The soil is the most important part of the septic system and must be properly evaluated and protected. If the soil layer is too thin, the wastewater will not be treated before it enters the groundwater.
If the soil is too tight, it will not absorb all the wastewater, forcing it to the surface. The soil profile should be evaluated by a local health department sanitarian or a registered soil scientist to ensure that it is appropriate for wastewater treatment and disposal.
When constructing a septic system, it is essential that all components of the soil absorption field be level. If a line lies at too steep a grade or if the distribution system is not level, the wastewater will not be evenly distributed to all portions of the soil absorption field. This may overload one part of the field.
The heavy equipment used in home construction can compact the soil. During construction of the house, the area designated for the soil absorption system as well as the required replacement area and the area directly downhill should be fenced off to keep out heavy vehicles.
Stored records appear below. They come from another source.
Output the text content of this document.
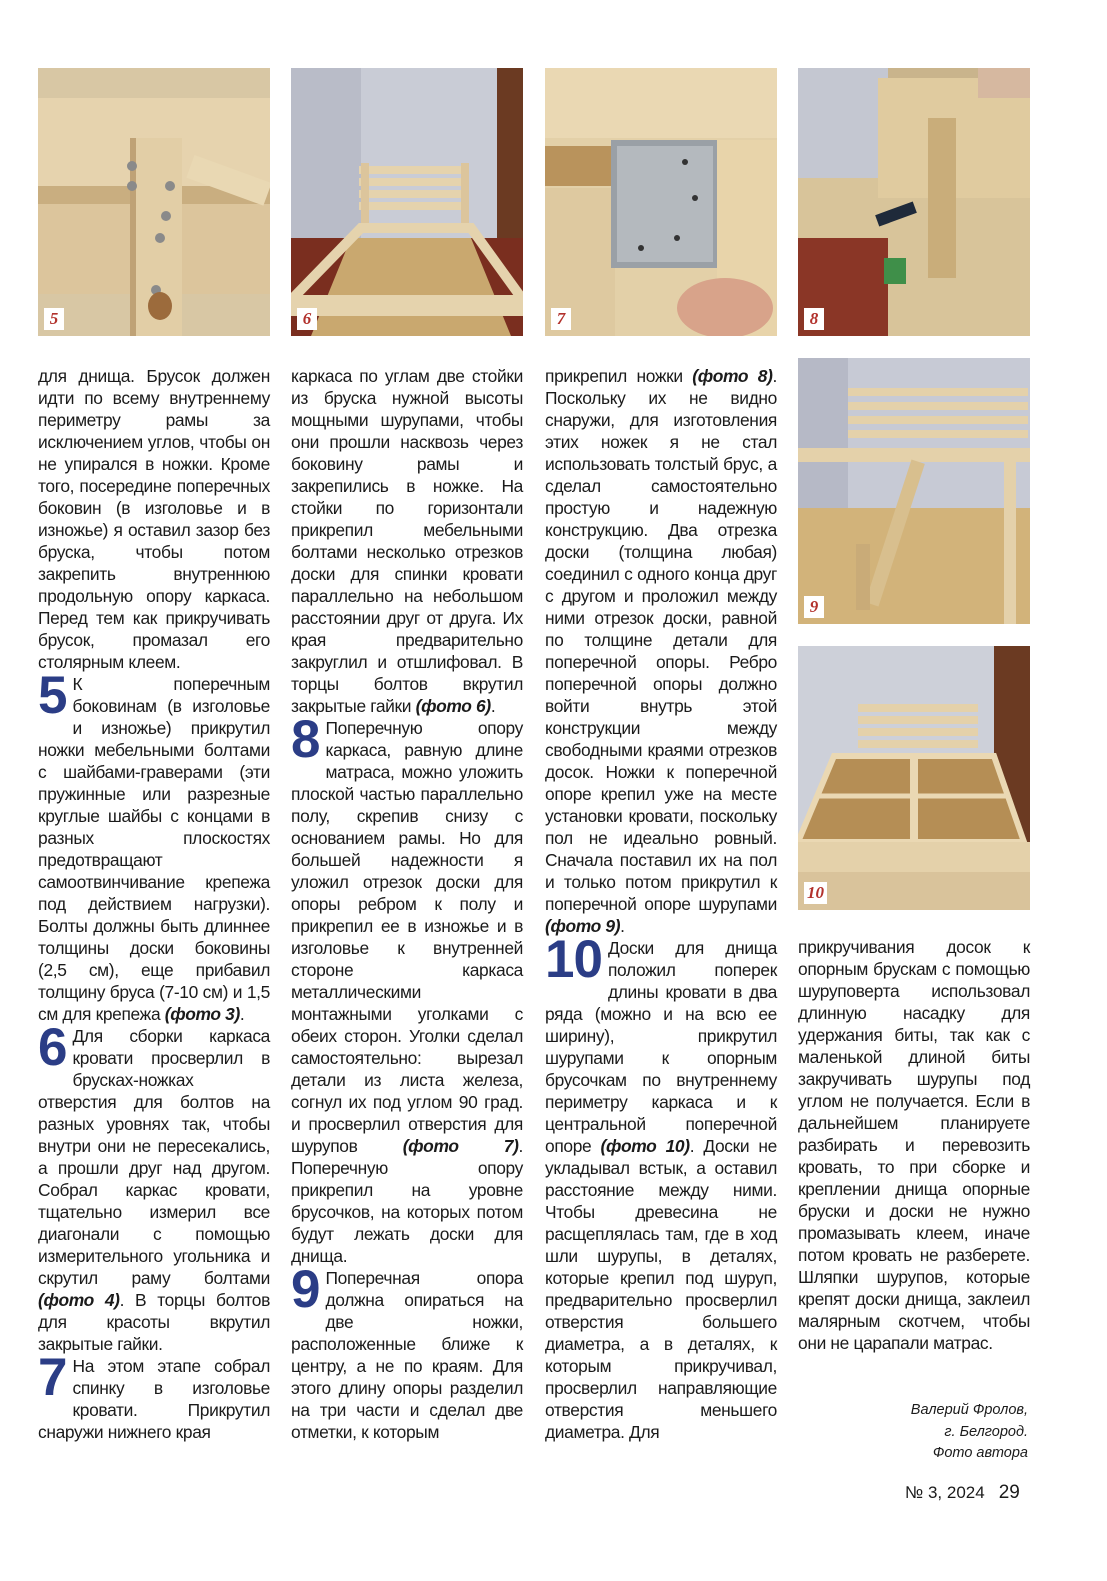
5	6	7	8
9
10

для днища. Брусок должен идти по всему внутреннему периметру рамы за исключением углов, чтобы он не упирался в ножки. Кроме того, посередине поперечных боковин (в изголовье и в изножье) я оставил зазор без бруска, чтобы потом закрепить внутреннюю продольную опору каркаса. Перед тем как прикручивать брусок, промазал его столярным клеем.

5 К поперечным боковинам (в изголовье и изножье) прикрутил ножки мебельными болтами с шайбами-граверами (эти пружинные или разрезные круглые шайбы с концами в разных плоскостях предотвращают самоотвинчивание крепежа под действием нагрузки). Болты должны быть длиннее толщины доски боковины (2,5 см), еще прибавил толщину бруса (7-10 см) и 1,5 см для крепежа (фото 3).

6 Для сборки каркаса кровати просверлил в брусках-ножках отверстия для болтов на разных уровнях так, чтобы внутри они не пересекались, а прошли друг над другом. Собрал каркас кровати, тщательно измерил все диагонали с помощью измерительного угольника и скрутил раму болтами (фото 4). В торцы болтов для красоты вкрутил закрытые гайки.

7 На этом этапе собрал спинку в изголовье кровати. Прикрутил снаружи нижнего края

Валерий Фролов,
г. Белгород.
Фото автора
№ 3, 2024 29

каркаса по углам две стойки из бруска нужной высоты мощными шурупами, чтобы они прошли насквозь через боковину рамы и закрепились в ножке. На стойки по горизонтали прикрепил мебельными болтами несколько отрезков доски для спинки кровати параллельно на небольшом расстоянии друг от друга. Их края предварительно закруглил и отшлифовал. В торцы болтов вкрутил закрытые гайки (фото 6).

8 Поперечную опору каркаса, равную длине матраса, можно уложить плоской частью параллельно полу, скрепив снизу с основанием рамы. Но для большей надежности я уложил отрезок доски для опоры ребром к полу и прикрепил ее в изножье и в изголовье к внутренней стороне каркаса металлическими монтажными уголками с обеих сторон. Уголки сделал самостоятельно: вырезал детали из листа железа, согнул их под углом 90 град. и просверлил отверстия для шурупов	(фото 7). Поперечную опору прикрепил на уровне брусочков, на которых потом будут лежать доски для днища.

9 Поперечная опора должна опираться на две ножки, расположенные ближе к центру, а не по краям. Для этого длину опоры разделил на три части и сделал две отметки, к которым

прикрепил ножки (фото 8). Поскольку их не видно снаружи, для изготовления этих ножек я не стал использовать толстый брус, а сделал самостоятельно простую и надежную конструкцию. Два отрезка доски (толщина любая) соединил с одного конца друг с другом и проложил между ними отрезок доски, равной по толщине детали для поперечной опоры. Ребро поперечной опоры должно войти внутрь этой конструкции между свободными краями отрезков досок. Ножки к поперечной опоре крепил уже на месте установки кровати, поскольку пол не идеально ровный. Сначала поставил их на пол и только потом прикрутил к поперечной опоре шурупами (фото 9).

10 Доски для днища положил поперек длины кровати в два ряда (можно и на всю ее ширину), прикрутил шурупами к опорным брусочкам по внутреннему периметру каркаса и к центральной поперечной опоре (фото 10). Доски не укладывал встык, а оставил расстояние между ними. Чтобы древесина не расщеплялась там, где в ход шли шурупы, в деталях, которые крепил под шуруп, предварительно просверлил отверстия большего диаметра, а в деталях, к которым прикручивал, просверлил направляющие отверстия меньшего диаметра. Для

прикручивания досок к опорным брускам с помощью шуруповерта использовал длинную насадку для удержания биты, так как с маленькой длиной биты закручивать шурупы под углом не получается. Если в дальнейшем планируете разбирать и перевозить кровать, то при сборке и креплении днища опорные бруски и доски не нужно промазывать клеем, иначе потом кровать не разберете. Шляпки шурупов, которые крепят доски днища, заклеил малярным скотчем, чтобы они не царапали матрас.
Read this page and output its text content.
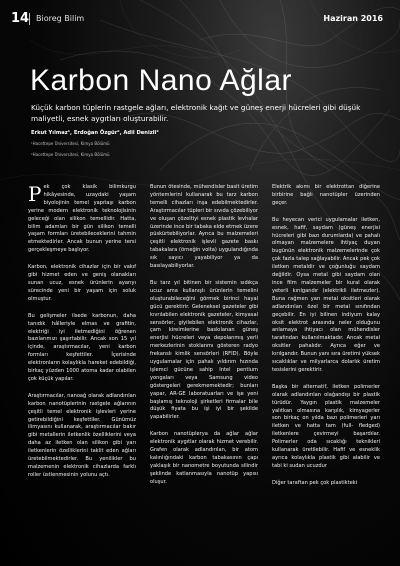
14 Bioreg Bilim	Haziran 2016
Karbon Nano Ağlar
Küçük karbon tüplerin rastgele ağları, elektronik kağıt ve güneş enerji hücreleri gibi düşük maliyetli, esnek aygıtları oluşturabilir.
Erkut Yılmaz¹, Erdoğan Özgür², Adil Denizli²
¹Hacettepe Üniversitesi, Kimya Bölümü
²Hacettepe Üniversitesi, Kimya Bölümü

Pek çok klasik bilimkurgu hikâyesinde, uzaydaki yaşam biyolojinin temel yapıtaşı karbon yerine modern elektronik teknolojisinin geleceği olan silikon temellidir. Hatta, bilim adamları bir gün silikon temelli yaşam formları üretebileceklerini tahmin etmektedirler. Ancak bunun yerine tersi gerçekleşmeye başlıyor.

Karbon, elektronik cihazlar için bir vakıf gibi hizmet eden ve geniş olanakları sunan ucuz, esnek ürünlerin ayarıyı sürecinde yeni bir yaşam için soluk olmuştur.

Bu gelişmeler ilsede karbonun, daha tanıdık hâlleriyle elmas ve grafitin, elektriği iyi iletmediğini öğrenen bazılarımızı şaşırtabilir. Ancak son 15 yıl içinde, araştırmacılar, yeni karbon formları keşfettiler. İçerisinde elektronların kolaylıkla hareket edebildiği, birkaç yüzden 1000 atoma kadar olabilen çok küçük yapılar.

Araştırmacılar, nanoağ olarak adlandırılan karbon nanotüplerinin rastgele ağlarının çeşitli temel elektronik işlevleri yerine getirebildiğini keşfettiler. Günümüz ilimyasını kullanarak, araştırmacılar bakır gibi metallerin iletkenlik özelliklerini veya daha az iletken olan silikon gibi yarı iletkenlerin özelliklerini taklit eden ağları üretebilmektedirler. Bu yenilikler bu malzemenin elektronik cihazlarda farklı roller üstlenmesinin yolunu açtı.

Bunun ötesinde, mühendisler basit üretim yöntemlerini kullanarak bu tarz karbon temelli cihazları inşa edebilmektedirler. Araştırmacılar tüpleri bir sıvıda çözebiliyor ve oluşan çözeltiyi esnek plastik levhalar üzerinde ince bir tabaka elde etmek üzere püskürtebiliyorlar. Ayrıca bu malzemeleri çeşitli elektronik işlevli gazete baskı tabakalara (örneğin volta) uygulandığında sık sayıcı yayabiliyor ya da basılayabiliyorlar.

Bu tarz yıl bitinen bir sistemin sıdıkça ucuz ama kullanışlı ürünlerin temelini oluşturabileceğini görmek birinci hayal gücü gerektirir. Geleneksel gazeteler gibi kıvrılabilen elektronik gazeteler, kimyasal sensörler, giyilebilen elektronik cihazlar, çam kireimlerine baskılanan güneş enerjisi hücreleri veya depolanmış yerli merkezlerinin stoklanmı gösteren radyo frekanslı kimlik sensörleri (RFID). Böyle uygulamalar için pahalı yıldırım hızında işlemci gücüne sahip Intel pentium yongaları veya Samsung video göstergeleri gerekmemektedir; bunları yapar, AR-GE laboratuarları ve işe yeni başlamış teknoloji şirketleri firmalar bile düşük fiyata bu işi iyi bir şekilde yapabilirler.

Karbon nanotüplerya da ağlar ağlar elektronik aygıtlar olarak hizmet verebilir. Grafen olarak adlandırılan, bir atom kalınlığındaki karbon tabakasının çapı yaklaşık bir nanometre boyutunda silindir şeklinde katlanmasıyla nanotüp yapısı oluşur.

Elektrik akımı bir elektrottan diğerine birbirine bağlı nanotüpler üzerinden geçer.

Bu heyecan verici uygulamalar iletken, esnek, hafif, saydam (güneş enerjisi hücreleri gibi bazı durumlarda) ve pahalı olmayan malzemelere ihtiyaç duyan bugünün elektronik malzemelerinde çok çok fazla talep sağlayabilir. Ancak pek çok iletken metaldir ve çoğunluğu saydam değildir. Oysa metal gibi saydam olan ince film malzemeler bir kural olarak yeterli kırılgandır (elektrikli iletmezler). Buna rağmen yarı metal oksitleri olarak adlandırılan özel bir metal sınıfından geçebilir. En iyi bilinen indiyum kalay oksit elektrot arasında neler olduğunu anlamaya ihtiyacı olan mühendisler tarafından kullanılmaktadır. Ancak metal oksitler pahalıdır. Ayrıca eğer ve kırılgandır. Bunun yanı sıra üretimi yüksek sıcaklıklar ve milyarlarca dolarlık üretim tesislerini gerektirir.

Başka bir alternatif, iletken polimerler olarak adlandırılan olağandışı bir plastik türüdür. Yaygın plastik malzemeler yalıtkan olmasına karşılık, kimyagerler son birkaç on yılda bazı polimerleri yarı iletken ve hatta tam (full- fledged) iletkenlere çevirmeyi başardılar. Polimerler oda sıcaklığı teknikleri kullanarak üretilebilir. Hafif ve esneklik ayrıca kolaylıkla plastik gibi alabilir ve tabi ki sudan ucuzdur

Diğer taraftan pek çok plastikteki
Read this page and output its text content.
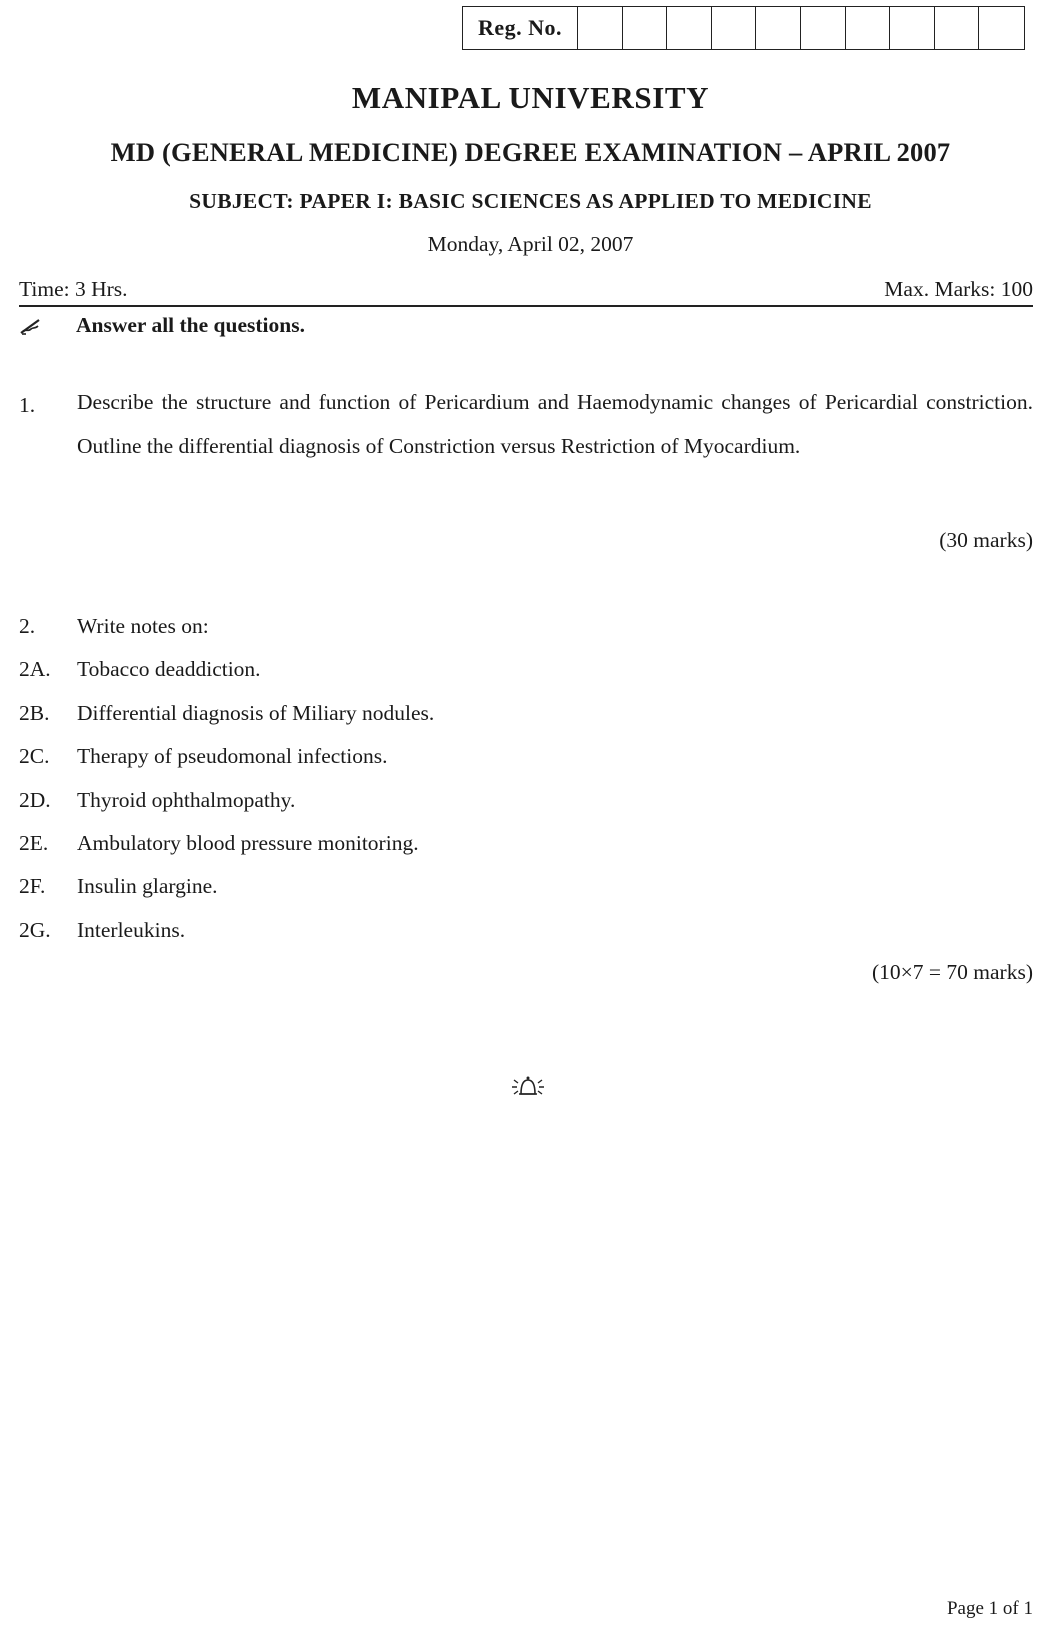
Reg. No.
MANIPAL UNIVERSITY
MD (GENERAL MEDICINE) DEGREE EXAMINATION – APRIL 2007
SUBJECT: PAPER I: BASIC SCIENCES AS APPLIED TO MEDICINE
Monday, April 02, 2007
Time: 3 Hrs.	Max. Marks: 100
Answer all the questions.
1.	Describe the structure and function of Pericardium and Haemodynamic changes of Pericardial constriction. Outline the differential diagnosis of Constriction versus Restriction of Myocardium.
(30 marks)
2.	Write notes on:
2A.	Tobacco deaddiction.
2B.	Differential diagnosis of Miliary nodules.
2C.	Therapy of pseudomonal infections.
2D.	Thyroid ophthalmopathy.
2E.	Ambulatory blood pressure monitoring.
2F.	Insulin glargine.
2G.	Interleukins.
(10×7 = 70 marks)
Page 1 of 1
Also, constructing and excavating a system during periods of high soil moisture can result in excessive soil smearing and compaction.
- Lack of Maintenance
The septic tank should be pumped about every 2 to 3 years to remove the sludge and scum retained in the tank and prevent clogging of the soil absorption field. More frequent pumping is needed if a garbage disposal is used in the home. Biological and chemical septic tank additives are not necessary and do not eliminate the need for pumping.
A septic tank is equipped with baffles at both the inlet and outlet. The inlet baffle prevents short-circuiting of the sewage and the outlet baffle prevents the floatable scum from moving out into the soil absorption field. In time, these baffles can deteriorate and drop off into the tank. The condition of the baffles should be checked when the tank is being pumped. Replace those in poor condition with sanitary tees.